The consultation comes ahead of the UK's first Community Energy Strategy, due to be published later this year.
The strategy will encourage community-owned renewables schemes where local people benefit from the power produced.
Ministers believe community energy projects can save people money on energy bills as well as helping to tackle fuel poverty.
Environmental and social reasons are also cited as important factors.
A growing number of community energy projects range from community-run advice services to hydro power turbines in local streams powering hundreds of homes.
To "reconnect more communities to the energy they use", the government is looking for a range of views to help ensure its community strategy inspires as many new projects as possible.

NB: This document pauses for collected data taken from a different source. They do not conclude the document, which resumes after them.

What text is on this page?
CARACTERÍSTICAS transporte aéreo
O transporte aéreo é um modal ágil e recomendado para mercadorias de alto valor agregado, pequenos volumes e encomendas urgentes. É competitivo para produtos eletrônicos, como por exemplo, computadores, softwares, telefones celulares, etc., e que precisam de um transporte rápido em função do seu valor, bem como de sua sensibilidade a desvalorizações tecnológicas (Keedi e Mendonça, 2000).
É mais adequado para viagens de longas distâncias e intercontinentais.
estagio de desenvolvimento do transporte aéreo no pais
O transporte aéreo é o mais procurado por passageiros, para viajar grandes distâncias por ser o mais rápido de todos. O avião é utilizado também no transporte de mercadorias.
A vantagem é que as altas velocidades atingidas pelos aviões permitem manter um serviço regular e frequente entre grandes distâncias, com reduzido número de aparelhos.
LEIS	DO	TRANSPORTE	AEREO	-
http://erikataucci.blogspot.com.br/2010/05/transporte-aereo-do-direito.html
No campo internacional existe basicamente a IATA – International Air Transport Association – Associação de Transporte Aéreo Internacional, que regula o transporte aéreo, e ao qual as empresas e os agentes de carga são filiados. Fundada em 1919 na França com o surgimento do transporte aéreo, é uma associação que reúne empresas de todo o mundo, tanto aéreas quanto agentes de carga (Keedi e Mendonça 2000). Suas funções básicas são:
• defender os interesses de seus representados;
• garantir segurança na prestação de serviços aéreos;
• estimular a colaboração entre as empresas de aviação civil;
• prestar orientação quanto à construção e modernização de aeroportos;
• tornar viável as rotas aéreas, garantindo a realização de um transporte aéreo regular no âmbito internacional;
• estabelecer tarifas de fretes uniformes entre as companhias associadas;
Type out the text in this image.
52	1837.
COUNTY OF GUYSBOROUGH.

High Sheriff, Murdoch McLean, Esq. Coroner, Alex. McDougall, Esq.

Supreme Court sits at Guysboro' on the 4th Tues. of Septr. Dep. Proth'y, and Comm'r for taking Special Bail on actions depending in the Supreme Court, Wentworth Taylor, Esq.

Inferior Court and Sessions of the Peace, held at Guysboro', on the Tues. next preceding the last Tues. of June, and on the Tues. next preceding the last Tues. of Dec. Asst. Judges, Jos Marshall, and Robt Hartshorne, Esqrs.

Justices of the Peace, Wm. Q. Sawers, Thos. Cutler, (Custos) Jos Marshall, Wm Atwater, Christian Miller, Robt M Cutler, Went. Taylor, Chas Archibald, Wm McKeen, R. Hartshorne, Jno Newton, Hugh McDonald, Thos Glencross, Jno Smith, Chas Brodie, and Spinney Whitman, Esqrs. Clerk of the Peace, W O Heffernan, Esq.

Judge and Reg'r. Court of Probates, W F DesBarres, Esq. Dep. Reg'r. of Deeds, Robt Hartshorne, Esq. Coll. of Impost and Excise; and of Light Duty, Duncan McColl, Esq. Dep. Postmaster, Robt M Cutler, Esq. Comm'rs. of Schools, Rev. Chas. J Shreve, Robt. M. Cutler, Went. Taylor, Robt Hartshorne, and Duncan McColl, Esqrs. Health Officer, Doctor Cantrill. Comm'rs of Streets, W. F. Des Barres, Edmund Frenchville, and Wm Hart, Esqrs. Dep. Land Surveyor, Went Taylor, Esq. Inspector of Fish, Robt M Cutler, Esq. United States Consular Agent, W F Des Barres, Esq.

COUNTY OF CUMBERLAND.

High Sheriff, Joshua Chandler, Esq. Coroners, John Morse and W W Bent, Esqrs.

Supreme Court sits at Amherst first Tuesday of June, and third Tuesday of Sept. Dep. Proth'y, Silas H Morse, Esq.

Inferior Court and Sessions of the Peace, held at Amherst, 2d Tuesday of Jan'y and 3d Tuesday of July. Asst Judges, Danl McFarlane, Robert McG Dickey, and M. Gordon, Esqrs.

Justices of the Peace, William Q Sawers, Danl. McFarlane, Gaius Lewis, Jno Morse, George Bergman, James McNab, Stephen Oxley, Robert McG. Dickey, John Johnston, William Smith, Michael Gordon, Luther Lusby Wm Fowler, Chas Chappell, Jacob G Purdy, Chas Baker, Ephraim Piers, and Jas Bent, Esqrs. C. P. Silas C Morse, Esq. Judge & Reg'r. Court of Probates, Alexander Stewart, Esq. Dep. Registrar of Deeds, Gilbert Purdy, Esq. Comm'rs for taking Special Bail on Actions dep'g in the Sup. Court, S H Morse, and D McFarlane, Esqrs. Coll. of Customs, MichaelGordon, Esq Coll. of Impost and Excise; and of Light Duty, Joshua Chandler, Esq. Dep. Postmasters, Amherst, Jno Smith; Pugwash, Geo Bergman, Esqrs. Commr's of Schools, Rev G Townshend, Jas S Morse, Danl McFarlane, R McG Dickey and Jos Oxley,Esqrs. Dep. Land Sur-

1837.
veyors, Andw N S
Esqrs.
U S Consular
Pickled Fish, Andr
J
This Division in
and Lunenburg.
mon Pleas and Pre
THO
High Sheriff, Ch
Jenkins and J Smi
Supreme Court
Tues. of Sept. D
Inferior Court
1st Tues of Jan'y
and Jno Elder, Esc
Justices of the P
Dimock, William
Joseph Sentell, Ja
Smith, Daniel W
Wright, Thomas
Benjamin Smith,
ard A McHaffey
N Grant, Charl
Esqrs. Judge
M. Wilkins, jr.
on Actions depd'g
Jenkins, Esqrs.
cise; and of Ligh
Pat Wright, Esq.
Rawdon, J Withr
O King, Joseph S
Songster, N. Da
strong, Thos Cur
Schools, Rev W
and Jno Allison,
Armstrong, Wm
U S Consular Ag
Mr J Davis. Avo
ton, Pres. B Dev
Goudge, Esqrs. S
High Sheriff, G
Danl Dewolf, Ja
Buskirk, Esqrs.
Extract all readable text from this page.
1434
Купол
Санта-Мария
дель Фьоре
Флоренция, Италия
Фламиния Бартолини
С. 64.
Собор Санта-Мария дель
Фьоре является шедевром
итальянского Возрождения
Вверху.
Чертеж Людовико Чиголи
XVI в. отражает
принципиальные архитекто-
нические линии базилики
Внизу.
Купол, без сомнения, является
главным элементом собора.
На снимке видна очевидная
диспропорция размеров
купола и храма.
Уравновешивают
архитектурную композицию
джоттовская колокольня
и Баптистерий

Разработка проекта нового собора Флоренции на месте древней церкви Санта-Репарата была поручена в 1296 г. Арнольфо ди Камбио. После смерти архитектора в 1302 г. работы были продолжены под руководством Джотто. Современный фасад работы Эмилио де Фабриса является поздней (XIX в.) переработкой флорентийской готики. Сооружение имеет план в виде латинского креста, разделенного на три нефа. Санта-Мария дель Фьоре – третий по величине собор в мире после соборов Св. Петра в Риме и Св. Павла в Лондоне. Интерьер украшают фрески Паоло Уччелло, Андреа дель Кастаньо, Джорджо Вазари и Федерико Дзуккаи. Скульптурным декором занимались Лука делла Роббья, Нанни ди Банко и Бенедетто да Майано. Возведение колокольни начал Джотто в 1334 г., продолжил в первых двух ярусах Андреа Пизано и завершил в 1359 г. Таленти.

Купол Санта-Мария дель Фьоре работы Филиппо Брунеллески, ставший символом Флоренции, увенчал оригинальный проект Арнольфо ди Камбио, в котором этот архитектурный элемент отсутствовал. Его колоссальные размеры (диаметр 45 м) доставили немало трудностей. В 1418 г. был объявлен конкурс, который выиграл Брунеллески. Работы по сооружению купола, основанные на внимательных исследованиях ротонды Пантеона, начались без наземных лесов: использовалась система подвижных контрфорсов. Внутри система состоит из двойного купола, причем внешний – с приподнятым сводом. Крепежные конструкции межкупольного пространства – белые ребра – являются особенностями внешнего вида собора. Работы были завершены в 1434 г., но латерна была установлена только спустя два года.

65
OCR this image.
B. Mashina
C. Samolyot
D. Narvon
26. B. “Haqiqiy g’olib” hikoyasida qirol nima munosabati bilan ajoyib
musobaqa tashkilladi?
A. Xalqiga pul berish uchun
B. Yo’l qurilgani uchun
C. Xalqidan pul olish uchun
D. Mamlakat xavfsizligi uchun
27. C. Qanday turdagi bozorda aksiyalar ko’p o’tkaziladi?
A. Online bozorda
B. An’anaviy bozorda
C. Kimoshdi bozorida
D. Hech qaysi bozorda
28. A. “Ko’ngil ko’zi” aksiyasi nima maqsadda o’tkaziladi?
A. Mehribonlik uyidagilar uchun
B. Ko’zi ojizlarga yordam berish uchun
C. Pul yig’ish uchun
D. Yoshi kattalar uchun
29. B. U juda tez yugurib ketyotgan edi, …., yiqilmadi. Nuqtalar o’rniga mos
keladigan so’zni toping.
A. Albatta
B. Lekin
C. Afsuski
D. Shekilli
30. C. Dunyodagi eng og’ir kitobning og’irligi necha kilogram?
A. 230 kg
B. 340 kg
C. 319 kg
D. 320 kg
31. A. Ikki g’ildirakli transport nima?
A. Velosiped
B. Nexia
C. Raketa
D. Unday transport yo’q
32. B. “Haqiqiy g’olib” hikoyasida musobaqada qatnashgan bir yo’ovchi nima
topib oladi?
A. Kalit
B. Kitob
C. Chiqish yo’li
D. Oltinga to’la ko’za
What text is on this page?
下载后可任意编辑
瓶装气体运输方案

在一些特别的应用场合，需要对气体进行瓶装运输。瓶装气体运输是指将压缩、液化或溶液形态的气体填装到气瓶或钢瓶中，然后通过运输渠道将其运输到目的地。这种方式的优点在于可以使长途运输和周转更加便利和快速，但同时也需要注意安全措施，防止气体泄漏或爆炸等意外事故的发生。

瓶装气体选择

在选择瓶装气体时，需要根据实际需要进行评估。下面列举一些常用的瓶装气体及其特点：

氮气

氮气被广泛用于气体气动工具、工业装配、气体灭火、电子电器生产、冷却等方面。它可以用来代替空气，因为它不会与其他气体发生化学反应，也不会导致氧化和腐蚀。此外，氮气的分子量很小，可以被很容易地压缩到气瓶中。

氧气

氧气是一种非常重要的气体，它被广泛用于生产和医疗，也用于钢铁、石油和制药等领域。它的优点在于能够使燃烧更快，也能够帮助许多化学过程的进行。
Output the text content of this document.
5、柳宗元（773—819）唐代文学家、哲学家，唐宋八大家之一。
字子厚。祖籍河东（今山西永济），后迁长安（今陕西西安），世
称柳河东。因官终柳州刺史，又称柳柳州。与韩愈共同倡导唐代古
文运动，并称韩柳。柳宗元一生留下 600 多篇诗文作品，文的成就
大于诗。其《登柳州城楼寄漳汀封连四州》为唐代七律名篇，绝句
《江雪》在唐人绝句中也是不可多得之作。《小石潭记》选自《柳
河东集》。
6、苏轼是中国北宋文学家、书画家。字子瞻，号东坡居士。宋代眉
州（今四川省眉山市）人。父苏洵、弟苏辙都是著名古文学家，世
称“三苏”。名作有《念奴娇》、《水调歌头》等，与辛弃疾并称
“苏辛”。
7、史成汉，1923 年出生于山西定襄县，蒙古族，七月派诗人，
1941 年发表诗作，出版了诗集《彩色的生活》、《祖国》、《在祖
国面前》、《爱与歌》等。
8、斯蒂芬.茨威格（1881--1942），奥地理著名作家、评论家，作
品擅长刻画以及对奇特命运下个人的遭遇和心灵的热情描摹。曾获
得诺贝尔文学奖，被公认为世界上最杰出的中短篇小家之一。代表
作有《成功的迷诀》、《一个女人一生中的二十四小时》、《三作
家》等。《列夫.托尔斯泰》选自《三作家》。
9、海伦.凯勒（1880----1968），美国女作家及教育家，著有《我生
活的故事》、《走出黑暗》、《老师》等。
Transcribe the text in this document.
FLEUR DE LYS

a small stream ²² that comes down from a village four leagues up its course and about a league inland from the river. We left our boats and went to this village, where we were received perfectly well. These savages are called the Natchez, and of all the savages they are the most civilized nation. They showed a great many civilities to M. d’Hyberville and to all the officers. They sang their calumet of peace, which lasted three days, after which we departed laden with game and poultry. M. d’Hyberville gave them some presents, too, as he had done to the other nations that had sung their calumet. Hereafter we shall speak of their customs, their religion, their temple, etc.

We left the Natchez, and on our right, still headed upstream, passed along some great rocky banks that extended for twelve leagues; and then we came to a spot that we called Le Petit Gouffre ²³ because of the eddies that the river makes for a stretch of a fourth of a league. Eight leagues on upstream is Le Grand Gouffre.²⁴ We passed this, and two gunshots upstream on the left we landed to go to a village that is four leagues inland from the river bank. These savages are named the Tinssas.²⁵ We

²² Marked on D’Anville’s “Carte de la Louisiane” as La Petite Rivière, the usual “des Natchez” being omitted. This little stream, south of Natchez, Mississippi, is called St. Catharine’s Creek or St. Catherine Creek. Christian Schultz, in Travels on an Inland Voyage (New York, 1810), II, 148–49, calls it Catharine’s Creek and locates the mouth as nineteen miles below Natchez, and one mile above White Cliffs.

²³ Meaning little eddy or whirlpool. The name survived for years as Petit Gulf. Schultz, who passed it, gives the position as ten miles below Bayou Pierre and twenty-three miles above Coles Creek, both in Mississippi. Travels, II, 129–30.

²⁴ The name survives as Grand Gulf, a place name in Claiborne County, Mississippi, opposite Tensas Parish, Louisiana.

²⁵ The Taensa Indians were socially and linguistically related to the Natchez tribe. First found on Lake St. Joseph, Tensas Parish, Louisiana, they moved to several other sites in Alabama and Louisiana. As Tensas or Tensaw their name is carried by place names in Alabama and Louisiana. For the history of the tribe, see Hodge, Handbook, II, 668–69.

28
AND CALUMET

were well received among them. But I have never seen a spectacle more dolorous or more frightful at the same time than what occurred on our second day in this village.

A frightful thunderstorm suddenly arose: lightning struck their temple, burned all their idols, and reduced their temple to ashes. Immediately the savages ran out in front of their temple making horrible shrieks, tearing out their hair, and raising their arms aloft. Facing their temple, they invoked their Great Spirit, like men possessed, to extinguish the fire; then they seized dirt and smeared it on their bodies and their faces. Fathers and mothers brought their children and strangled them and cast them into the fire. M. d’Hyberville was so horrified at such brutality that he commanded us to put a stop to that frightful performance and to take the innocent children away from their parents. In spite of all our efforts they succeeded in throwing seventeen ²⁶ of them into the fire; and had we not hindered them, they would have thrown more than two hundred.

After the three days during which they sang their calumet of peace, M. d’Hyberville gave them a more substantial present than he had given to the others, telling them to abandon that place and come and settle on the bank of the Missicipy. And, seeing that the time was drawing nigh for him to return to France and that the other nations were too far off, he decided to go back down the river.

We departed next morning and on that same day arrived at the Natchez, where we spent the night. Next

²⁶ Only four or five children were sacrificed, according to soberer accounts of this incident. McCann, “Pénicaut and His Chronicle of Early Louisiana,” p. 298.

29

For the communities involved, it believes local projects can lead to direct benefits such as lower energy bills or income from the energy generated.
They can also help consumers secure better deals through collective purchasing.
"Community groups know their local area best," said energy secretary Edward Davey.
"I want to see them taking control of their own energy projects, generating their own power and shielding themselves against the rising cost of wholesale energy prices.
"This type of collective action has great benefits for local economies, creating jobs, offering the opportunity to develop new skills and injecting investment across the country.
Alongside the Call for Evidence, DECC and Consumer Futures have published research which reviews the evidence behind a range of community energy issues.
These include the drivers behind local projects and the potential benefits of setting them up.
Local champions appear to play a vital role in kick starting community energy projects and keeping up the momentum, according to the research findings.
The biggest drivers for local community involvement include environmental reasons, such as having a strong interest in climate change, as well as economic reasons.
But success of projects depends on a combination of factors including available investment – including access to funding – relevant local skills and buy-in from local residents.
The call for evidence for the Community Energy Strategy, including case studies of projects already in action, can be found here.
Views should be submitted online by 1 August 2013.